DIY Sports Gear Spray

The best treatment is prevention, which is why gear should be sprayed with an antimicrobial spray after every use. Combined with the best practices above, regular spraying gear with an antiseptic agent should be enough to prevent the growth of bacteria and mildew, and keep bags and other gear smelling fresh and presentable. Of course, daily spraying should not replace regular deep cleanings (refer to manufacturer’s instructions for how to clean specific items), but it can extend the amount of time between thorough cleanings.

With all essential oil sprays, it’s important to add a solubilizer to the mixtures, which will help the oils dissolve rather than separate and float on top of the water. Vinegar is preferred, since it is a natural cleaning agent that will boost the antibacterial and antifungal properties of essential oils, without the risk to the materials. However, it can be substituted with alcohol for stronger disinfecting properties (or if the smell of vinegar is too off-putting)—but be mindful that prolonged exposure to alcohol can discolor, harden, or crack some plastics and rubbers.

  • Dark glass spray bottle
  • 1 ¾ cup of water (distilled preferred)
  • ¼ cup of vinegar or alcohol
  • 30 drops of preferred essential oil(s)

Combine all ingredients and spray as needed.

Selecting Essential Oils

Tea Tree Essential Oil: An antifungal powerhouse, with added antibacterial and antiseptic properties. Tea tree is the reigning queen of yoga studio mat cleaning solutions, and a great option for treating already-musty bags and protective pads that need some extra TLC.

Orange Essential Oil: In studies testing the antibacterial and antifungal properties of essential oils, orange is consistently top of the class. The aroma is hard to beat, and it’s perfect for general purpose sprays when inhibiting the growth of microbes is the goal, like this DIY sports gear spray.

Clove Essential Oil: High in eugenol, clove’s antibacterial properties are so strong that it has been used in dentistry for over two centuries. It’s warm, spicy scent—so often associated with the holidays—makes it an especially fun choice for treating snow sports gear.

Peppermint Essential Oil: Antibacterial and antifungal, peppermint is an effective antiseptic cleaning agent. It’s also a natural bug repellent, so it’s especially suited for storage situations where spiders and other pests may be a concern. 

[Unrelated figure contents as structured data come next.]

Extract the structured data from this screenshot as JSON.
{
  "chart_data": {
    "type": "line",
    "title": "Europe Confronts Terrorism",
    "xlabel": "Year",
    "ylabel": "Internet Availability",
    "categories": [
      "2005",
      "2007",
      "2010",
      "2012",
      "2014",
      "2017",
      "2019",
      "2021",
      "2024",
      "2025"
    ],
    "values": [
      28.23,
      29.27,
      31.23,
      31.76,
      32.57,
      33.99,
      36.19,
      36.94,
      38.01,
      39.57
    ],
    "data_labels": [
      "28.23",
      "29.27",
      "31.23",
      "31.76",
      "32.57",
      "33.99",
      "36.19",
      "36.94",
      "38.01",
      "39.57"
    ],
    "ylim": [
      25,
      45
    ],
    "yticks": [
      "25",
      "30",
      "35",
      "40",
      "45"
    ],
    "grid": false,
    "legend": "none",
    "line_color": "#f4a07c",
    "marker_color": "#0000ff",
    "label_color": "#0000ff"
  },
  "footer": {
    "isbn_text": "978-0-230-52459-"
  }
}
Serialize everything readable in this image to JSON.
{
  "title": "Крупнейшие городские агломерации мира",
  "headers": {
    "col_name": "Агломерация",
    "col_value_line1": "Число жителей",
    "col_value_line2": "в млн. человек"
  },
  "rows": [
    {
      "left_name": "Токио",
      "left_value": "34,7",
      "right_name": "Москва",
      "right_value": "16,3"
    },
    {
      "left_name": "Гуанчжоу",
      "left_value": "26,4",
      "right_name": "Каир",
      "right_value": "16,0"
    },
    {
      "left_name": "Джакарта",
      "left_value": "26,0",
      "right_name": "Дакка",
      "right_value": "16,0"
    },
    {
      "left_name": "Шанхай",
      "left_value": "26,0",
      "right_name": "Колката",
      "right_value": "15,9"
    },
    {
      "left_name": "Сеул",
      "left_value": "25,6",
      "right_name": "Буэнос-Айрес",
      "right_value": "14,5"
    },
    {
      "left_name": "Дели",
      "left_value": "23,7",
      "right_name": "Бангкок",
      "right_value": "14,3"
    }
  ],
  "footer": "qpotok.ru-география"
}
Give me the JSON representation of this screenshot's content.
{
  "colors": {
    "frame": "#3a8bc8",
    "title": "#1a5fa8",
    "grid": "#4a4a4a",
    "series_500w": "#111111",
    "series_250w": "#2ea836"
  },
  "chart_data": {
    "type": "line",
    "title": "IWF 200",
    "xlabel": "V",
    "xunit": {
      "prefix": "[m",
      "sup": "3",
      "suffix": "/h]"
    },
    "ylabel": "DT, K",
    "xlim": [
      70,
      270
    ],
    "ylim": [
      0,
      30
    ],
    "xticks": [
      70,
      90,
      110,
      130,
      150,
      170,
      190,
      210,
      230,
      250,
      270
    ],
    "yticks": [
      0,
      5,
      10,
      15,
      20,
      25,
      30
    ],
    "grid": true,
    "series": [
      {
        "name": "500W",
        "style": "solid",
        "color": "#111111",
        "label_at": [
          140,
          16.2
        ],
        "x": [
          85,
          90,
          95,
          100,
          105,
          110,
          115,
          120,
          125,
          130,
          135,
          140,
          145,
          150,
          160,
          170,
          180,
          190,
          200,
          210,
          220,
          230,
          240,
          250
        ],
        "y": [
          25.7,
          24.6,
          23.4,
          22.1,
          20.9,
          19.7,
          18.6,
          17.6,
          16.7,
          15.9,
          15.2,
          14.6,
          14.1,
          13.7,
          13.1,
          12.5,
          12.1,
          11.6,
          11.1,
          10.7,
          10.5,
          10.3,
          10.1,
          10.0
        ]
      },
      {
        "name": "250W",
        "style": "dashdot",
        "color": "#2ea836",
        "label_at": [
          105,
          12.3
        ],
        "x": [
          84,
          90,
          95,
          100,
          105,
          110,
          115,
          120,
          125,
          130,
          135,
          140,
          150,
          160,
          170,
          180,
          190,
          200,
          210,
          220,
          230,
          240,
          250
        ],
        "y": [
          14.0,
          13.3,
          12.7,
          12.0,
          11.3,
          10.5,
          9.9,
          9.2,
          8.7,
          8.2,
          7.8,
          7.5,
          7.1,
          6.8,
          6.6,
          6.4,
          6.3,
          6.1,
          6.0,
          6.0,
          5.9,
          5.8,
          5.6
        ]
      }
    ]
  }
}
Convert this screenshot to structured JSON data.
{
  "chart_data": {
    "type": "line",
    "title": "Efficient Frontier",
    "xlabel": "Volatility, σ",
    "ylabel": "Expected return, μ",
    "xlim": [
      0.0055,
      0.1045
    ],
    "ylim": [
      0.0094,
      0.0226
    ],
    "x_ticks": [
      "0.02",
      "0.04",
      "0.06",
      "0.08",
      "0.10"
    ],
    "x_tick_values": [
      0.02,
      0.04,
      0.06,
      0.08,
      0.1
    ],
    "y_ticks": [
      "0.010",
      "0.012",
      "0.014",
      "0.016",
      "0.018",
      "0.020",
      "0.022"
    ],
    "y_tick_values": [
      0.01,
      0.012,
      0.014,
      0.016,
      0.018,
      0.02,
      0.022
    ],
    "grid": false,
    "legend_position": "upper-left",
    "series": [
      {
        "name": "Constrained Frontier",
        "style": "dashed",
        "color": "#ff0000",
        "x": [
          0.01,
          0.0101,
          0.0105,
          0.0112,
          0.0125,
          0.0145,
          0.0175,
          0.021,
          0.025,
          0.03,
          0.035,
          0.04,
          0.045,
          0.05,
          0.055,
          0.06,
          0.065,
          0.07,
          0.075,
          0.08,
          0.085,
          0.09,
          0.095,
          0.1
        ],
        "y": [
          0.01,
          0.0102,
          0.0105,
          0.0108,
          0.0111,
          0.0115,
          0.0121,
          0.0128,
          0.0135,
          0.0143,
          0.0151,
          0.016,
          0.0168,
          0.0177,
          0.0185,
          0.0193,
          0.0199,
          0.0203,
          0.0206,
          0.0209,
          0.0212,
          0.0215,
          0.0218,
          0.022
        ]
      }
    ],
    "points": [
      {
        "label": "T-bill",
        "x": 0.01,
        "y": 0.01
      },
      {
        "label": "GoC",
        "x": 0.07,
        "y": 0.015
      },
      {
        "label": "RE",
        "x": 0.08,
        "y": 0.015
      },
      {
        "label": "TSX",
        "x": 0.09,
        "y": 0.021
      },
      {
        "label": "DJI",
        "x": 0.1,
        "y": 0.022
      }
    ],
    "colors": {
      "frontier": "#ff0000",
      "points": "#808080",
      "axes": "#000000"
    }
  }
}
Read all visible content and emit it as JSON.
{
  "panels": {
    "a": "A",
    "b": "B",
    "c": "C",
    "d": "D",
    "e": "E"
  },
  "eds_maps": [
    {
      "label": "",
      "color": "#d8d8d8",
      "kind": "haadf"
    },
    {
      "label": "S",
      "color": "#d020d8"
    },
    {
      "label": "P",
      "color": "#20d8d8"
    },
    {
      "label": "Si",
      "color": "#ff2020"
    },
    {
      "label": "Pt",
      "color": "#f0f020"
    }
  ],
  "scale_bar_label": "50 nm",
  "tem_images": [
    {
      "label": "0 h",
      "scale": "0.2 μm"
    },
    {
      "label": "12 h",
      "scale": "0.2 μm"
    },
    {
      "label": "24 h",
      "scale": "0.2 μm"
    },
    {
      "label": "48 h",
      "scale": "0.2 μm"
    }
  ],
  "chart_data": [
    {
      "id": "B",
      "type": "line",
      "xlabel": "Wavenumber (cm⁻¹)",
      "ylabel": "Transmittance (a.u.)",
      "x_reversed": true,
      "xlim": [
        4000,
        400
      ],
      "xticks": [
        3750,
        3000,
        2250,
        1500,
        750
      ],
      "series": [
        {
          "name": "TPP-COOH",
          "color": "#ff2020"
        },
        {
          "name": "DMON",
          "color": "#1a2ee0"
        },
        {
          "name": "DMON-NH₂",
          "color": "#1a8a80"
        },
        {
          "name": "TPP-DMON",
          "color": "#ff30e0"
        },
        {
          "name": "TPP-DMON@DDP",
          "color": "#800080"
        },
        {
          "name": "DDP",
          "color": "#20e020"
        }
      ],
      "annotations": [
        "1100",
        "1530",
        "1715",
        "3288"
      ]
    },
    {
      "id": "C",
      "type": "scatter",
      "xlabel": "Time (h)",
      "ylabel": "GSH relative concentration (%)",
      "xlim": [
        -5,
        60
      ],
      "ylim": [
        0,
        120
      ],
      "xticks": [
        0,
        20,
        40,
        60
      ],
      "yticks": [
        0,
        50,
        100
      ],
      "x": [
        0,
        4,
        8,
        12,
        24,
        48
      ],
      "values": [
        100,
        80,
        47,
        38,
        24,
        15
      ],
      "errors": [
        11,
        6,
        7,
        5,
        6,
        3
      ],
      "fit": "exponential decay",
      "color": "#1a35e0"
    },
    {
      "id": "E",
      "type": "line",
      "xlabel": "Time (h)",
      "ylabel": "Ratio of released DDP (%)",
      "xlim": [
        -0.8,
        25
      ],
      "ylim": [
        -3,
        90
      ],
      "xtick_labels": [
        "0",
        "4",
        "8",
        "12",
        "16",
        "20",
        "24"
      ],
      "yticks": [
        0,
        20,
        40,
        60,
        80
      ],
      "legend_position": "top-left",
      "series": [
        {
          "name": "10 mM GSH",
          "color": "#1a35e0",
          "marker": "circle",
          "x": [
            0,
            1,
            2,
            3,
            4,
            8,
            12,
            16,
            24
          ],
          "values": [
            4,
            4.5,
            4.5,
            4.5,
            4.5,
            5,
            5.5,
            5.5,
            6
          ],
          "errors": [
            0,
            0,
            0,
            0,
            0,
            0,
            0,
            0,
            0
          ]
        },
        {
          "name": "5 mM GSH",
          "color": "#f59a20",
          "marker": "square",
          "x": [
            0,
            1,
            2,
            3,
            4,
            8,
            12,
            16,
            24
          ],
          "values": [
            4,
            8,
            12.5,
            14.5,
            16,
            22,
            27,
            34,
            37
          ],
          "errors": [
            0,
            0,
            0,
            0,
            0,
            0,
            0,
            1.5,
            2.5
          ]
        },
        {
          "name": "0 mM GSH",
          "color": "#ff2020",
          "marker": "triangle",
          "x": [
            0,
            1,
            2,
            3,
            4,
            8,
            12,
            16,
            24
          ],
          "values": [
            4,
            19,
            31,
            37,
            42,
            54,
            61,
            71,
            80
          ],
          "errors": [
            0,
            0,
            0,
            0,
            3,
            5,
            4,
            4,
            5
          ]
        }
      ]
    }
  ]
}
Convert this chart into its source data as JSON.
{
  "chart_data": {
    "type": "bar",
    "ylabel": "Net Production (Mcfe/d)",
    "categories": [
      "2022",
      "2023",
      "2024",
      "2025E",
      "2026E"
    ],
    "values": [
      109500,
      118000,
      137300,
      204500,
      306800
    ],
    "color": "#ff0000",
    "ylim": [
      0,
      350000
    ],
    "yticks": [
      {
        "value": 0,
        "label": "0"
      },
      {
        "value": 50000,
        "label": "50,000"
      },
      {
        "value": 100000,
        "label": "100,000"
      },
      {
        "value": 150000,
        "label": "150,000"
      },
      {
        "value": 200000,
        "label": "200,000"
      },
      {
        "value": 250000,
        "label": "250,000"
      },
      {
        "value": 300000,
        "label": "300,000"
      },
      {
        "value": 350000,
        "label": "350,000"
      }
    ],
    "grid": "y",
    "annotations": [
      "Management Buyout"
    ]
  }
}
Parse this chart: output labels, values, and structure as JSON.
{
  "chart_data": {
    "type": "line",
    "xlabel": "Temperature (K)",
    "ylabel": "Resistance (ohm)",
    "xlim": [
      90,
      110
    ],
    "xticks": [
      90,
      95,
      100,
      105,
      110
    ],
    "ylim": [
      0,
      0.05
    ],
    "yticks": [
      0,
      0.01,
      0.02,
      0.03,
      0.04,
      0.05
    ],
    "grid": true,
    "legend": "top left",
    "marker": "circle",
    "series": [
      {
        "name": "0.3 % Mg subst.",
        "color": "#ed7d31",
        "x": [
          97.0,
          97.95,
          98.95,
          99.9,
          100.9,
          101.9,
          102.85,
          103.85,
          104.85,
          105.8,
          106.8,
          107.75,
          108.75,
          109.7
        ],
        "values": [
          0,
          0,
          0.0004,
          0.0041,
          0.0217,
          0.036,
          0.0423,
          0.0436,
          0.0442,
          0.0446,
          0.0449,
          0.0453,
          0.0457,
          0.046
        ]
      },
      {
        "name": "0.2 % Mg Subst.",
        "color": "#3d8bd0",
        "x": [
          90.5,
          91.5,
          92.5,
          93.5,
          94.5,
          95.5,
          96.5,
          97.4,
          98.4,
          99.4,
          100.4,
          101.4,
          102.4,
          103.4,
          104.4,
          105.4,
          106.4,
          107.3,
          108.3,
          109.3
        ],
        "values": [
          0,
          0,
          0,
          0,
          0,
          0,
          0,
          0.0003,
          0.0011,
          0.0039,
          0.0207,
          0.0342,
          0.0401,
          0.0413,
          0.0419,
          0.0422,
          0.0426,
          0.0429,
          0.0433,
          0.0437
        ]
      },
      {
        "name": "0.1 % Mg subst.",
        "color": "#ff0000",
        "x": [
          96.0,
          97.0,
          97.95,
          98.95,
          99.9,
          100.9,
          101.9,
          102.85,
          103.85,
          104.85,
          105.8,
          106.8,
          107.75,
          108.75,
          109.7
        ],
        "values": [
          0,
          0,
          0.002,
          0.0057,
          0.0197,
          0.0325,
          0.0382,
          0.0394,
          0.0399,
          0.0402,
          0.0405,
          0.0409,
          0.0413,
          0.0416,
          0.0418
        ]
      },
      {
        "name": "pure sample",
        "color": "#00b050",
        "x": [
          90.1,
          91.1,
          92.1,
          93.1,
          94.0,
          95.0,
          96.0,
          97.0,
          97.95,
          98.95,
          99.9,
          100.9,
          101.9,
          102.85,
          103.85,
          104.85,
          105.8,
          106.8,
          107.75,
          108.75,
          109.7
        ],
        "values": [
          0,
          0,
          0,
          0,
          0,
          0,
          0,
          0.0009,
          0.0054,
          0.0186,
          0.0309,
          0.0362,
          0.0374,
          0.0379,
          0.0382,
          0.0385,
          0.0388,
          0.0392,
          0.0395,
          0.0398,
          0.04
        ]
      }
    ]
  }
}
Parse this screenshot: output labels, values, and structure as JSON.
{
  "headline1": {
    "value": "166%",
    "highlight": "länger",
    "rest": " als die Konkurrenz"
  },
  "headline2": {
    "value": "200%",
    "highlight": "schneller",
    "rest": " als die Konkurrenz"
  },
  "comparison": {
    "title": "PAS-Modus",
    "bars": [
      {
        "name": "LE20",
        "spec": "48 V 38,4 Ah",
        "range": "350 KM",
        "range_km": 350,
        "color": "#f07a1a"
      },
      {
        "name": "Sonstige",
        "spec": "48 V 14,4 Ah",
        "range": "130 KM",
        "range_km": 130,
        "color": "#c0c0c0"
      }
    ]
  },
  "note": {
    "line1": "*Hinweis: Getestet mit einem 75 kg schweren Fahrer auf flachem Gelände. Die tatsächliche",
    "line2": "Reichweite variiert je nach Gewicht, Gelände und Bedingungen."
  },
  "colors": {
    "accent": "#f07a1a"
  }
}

Unlike other sanitizers, bacterial tolerance to essential oils is not developed over time, so these solutions will always be germ-busting, without compromise.

Long-Term Storage

For seasonal sports, that time of year when equipment needs to be put away for months at a time always inevitably arrives. This is a great opportunity to give items one last deep clean and double-check for any damage or repairs needed, before storing, so that next year it can all be pulled back out, as good as new. Ensure that items are completely and totally dry before putting them away, and try to avoid spots in the home that are prone to excessive heat or cold. To keep spiders and mice at bay during the offseason, feel free to add a few drops of peppermint oil to cotton balls and place them in bags or gear before storage.

Fresh Gear for Every Season!

With these tips, tricks, and DIY recipes in mind—you are on your way to enjoying fresh and clean gear every time you’re ready to strap up and have some fun. Not only will your precious (and probably expensive) equipment be sanitized for use and smell better, it will last longer too.